El que estaba al mando lo miró de soslayo con desagrado: el portero no era quién para calificar la naturaleza o la gravedad del registro.

—Papeles —dijo. Pero el ordenanza o ex ordenanza les habría informado bien acerca de su identidad y de su trabajo.

—Ya os tengo dicho que el señor es de toda confianza —oyó decir al portero.

—Aquí ya se han acabado los señores, a ver si te enteras.

Miraban con asombro la amplitud del espacio, como si hubieran entrado en una iglesia, los marcos tan elevados de las puertas, la perspectiva de los salones que se perdían hacia el fondo, los techos altos con molduras de guirnaldas. Con alpargatas, con zapatos gastados, pisaban el parquet, bruñido a pesar de las semanas que habían pasado desde la última vez que le dieron cera las criadas ausentes. El ex ordenanza le había hecho un leve gesto de reconocimiento a Ignacio Abel, casi había inclinado la cabeza como cuando dejaba el correo sobre su mesa y le preguntaba dócilmente si mandaba alguna cosa más. El que parecía más directamente a las órdenes del jefe de la patrulla se quitó la gorra con borla para limpiarse el sudor y al girar la cabeza Ignacio Abel vio que se había hecho afeitar en la ancha nuca rapada las iniciales FAI. A causa de las miradas de los tres milicianos veía él mismo su propia casa con incomodidad, con disgusto, casi con miedo, la amplitud innecesaria de un recibidor en el que en realidad nunca se había celebrado ninguna recepción, los ricos pliegues de las cortinas que caían lujosamente hacia el suelo, las habitaciones que se sucedían una tras otra a través de las puertas de cristales de doble hoja pintadas de blanco.
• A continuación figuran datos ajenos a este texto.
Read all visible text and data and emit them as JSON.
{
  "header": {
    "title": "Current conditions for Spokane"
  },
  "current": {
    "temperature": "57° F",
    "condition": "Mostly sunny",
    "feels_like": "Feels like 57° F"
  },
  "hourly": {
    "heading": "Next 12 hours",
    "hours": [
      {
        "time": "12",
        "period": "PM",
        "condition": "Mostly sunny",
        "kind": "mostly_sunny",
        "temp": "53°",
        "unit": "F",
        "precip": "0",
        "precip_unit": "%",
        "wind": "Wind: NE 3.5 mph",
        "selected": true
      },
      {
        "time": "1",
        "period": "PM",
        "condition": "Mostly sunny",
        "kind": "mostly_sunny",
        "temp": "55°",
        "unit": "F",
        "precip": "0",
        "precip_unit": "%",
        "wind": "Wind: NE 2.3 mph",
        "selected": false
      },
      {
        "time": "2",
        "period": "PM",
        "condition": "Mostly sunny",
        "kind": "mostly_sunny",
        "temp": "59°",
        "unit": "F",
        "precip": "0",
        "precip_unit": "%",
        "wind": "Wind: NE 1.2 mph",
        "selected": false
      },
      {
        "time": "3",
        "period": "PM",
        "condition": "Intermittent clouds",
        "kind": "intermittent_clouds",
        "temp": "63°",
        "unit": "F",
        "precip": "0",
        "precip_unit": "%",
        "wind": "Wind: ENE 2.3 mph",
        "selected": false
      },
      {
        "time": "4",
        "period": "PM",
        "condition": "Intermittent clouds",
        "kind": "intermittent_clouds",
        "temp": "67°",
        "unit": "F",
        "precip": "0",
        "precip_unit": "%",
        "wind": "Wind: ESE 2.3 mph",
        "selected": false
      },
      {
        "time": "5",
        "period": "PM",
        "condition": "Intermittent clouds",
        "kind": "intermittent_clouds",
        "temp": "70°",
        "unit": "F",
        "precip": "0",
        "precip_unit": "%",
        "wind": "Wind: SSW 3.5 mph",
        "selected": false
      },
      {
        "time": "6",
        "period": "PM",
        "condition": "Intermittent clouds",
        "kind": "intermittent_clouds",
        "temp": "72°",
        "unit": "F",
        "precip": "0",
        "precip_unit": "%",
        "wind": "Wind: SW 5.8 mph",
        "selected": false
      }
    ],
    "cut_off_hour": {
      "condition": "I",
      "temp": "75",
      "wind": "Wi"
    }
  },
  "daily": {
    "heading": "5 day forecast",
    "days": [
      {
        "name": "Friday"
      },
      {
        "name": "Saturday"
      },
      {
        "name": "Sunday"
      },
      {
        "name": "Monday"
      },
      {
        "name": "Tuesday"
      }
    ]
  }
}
Pero no parecía que buscaran con mucho ahínco, que tuvieran prisa por encontrar algo comprometedor.

—Tú te quedas aquí —le dijo el jefe al portero, que ya no se movió del recibidor, como una visita incómoda, sin sentarse siquiera mientras los esperaba, mirando los cuadros, las lámparas, su pistola tan inútil como el gran manojo de llaves, mientras Ignacio Abel iba mostrando a los milicianos cada una de las habitaciones, abriendo armarios empotrados que los sorprendían por su profundidad, y cuyos últimos rincones, detrás de la ropa colgada, examinaban con linternas.

—¿Una casa tan grande, para ti solo?

—No vivo solo. Mi mujer y mis hijos están veraneando en la Sierra.

—¿En nuestro lado o en el de los otros?

—En el de los otros, creo.

—Pues no te preocupes que no vas a tardar mucho en poder reunirte con ellos. Esto va muy rápido.

—Eso espero.

—No esperarás a que ganen ellos.

—Ya han visto ustedes los carnets que tengo.

—Un carnet sindical se lo puede agenciar cualquiera en estos tiempos. Una casa como ésta no tantos.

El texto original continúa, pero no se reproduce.